Sunday, June 18, 2017
One Year in the Black
It has been just over one year since I reached a net worth of zero. After being in debt for almost ten years, it has been a welcome change to open the Excel file in which I track everything financial and see that my investments finally exceed the balance on my line of credit.
As a medical student and resident, I hadn't thought much about finances. I was surrounded by people who came from wealthy families, and it didn't take me long to adopt their spendy habits and to accumulate a lot of debt. I reassured myself that "everyone was doing it" and that the debt was okay, because it would be easily repayed once I became a physician and started getting paid in bags full of money. I rarely looked at the balance of my line of credit, and whenever I did it was just a quick glance, followed by a nervous chuckle at the ridiculousness of owing the bank such an enormous sum.
It wasn't until my last year of fellowship that I actually woke up to the reality of how much money I owed and started doing something about it. I went on a budget, and I actually started spending less than I was earning for the first time in eight years. I didn't save a lot of money in that year, as it was a major adjustment just to start living within my means, but at the very least I laid some groundwork for financial responsibility as an attending.
And then I finished training! And got an adult job! And suddenly there was a lot of extra money to put towards savings and debt repayment. Every day that I worked, I got a little bit closer to the longed for balance of zero. And yet, my anxiety about money actually got worse. When my line of credit was ridiculously big, I comforted myself by saying that I could declare bankruptcy if I ever lost my job*, because there was no way I could pay it back on anything other than a physician's salary. As it got smaller, and my investments bigger, I suddenly entered territory where I would be expected to pay back my loans, regardless of whether I could continue to work as a physician. And the idea of earning a non-physicians salary but still being $50,000 or $60,000 in debt was terrifying.
Thankfully, I have kept my job, and after ten months of working and saving I got myself back into the black. I expected that the anxiety about money would resolve instantaneously after achieving that milestone, but oddly enough I didn't take a lot of comfort in being a 39-year old with a net worth of zero. I still felt vulnerable to the possibility of becoming disabled** or burning out of my career and not having enough money to have good options. So I kept saving and repaying debt and watching my net worth get healthier and healthier.
In the past year, I've increased my net worth by enough that I could live at my current standard of living for about three years. While I hesitate to share actual numbers here, I will say that my net work growth breaks down roughly as follows: 10% from growth on investments; 10% line of credit repayment; 30% cash savings (for a down payment on our first home); and 50% long-term savings (RRSPs and a TFSA to minimize taxes).
My savings vary a lot from month to month, due to a fluctuating call schedule and taking time off work for vacations and conferences, but the overall trajectory of my net worth has been pleasantly positive. And finally...FINALLY...I am starting to relax a little. It is comforting to know that I could become disabled and live comfortably off my disability insurance payments. Or I could burn out from medicine and pursue a different career, and I would be absolutely fine. For the first time in a decade, I feel like I have some real security and real options. I'm still a long way from financial independence, but at least I'm sleeping more peacefully at night.
*I only had private student loans, so I think they would have been cancelled out by a bankruptcy. But don't quote me on that. And don't be an idiot like me and think that bankruptcy is a good financial strategy!
**Yes, I have disability insurance. As should every physician.

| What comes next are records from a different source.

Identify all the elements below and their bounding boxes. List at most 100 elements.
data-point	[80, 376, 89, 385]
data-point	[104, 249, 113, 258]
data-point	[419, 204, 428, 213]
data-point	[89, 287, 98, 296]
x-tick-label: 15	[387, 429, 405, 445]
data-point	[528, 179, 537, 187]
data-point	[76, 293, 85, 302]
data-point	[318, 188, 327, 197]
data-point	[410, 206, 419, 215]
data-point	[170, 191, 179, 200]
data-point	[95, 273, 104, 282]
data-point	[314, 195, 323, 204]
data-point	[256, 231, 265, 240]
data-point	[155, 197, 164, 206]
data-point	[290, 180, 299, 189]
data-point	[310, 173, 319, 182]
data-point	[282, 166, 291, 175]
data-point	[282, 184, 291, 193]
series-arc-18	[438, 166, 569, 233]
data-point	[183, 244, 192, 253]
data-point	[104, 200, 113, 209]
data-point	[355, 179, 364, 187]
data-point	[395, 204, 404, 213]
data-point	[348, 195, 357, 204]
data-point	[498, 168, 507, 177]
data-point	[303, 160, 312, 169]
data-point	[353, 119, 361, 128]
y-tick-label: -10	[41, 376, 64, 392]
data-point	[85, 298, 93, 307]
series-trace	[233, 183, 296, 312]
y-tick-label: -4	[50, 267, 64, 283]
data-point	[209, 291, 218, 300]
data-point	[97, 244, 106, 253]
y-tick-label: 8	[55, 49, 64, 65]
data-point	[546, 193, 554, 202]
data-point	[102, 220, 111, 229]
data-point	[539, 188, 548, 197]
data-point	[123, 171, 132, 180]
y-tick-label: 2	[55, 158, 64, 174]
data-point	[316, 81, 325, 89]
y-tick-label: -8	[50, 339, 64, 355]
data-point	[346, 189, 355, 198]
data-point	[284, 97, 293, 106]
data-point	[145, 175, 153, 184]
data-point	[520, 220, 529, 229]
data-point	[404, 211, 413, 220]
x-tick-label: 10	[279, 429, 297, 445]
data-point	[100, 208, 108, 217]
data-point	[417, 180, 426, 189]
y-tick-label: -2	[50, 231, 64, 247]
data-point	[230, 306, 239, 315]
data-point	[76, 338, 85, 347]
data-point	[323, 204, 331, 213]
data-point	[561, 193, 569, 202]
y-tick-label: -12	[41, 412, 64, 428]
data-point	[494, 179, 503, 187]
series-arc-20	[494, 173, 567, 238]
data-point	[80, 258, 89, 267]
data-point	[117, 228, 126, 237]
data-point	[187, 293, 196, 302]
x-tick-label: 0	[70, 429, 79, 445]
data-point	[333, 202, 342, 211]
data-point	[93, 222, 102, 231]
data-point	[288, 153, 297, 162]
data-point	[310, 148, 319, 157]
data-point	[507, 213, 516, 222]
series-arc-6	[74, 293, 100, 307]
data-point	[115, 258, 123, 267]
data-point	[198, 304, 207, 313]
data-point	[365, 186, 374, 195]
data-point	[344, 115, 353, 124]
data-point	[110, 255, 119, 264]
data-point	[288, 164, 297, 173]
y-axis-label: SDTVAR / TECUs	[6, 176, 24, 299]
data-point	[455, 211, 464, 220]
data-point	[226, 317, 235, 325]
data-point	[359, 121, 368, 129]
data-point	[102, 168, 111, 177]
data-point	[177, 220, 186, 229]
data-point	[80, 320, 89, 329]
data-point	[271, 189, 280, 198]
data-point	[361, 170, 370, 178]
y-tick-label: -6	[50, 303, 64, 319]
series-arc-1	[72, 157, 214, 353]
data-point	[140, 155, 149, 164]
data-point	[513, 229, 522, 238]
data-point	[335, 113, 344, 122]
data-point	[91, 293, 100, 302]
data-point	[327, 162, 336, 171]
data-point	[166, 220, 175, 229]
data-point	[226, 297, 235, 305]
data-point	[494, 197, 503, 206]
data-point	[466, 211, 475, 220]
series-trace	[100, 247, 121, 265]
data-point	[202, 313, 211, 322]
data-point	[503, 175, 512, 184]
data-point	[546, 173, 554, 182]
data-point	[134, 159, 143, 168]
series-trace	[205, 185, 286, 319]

I was happy when we reached that point and I was able to relax, not just because I we were going to be ok for money, but also because it meant if I had "enough" I actually could relax; deep down I'd been worried that I would never actually find an "enough" number and I was just deluding myself with sacrifice. Nope! Turns out life is a lot less stressful with a big cushion. :)
ReplyDeleteYes! When I hit a net worth of zero and didn't suddenly feel better, I wondered if there was in fact an "enough" level for me. It is encouraging to see that my current net worth feels somewhat like enough; I suspect it's going to keep feeling more and more like enough, and I'm going to feel less and less stressed about money, the bigger my net worth grows.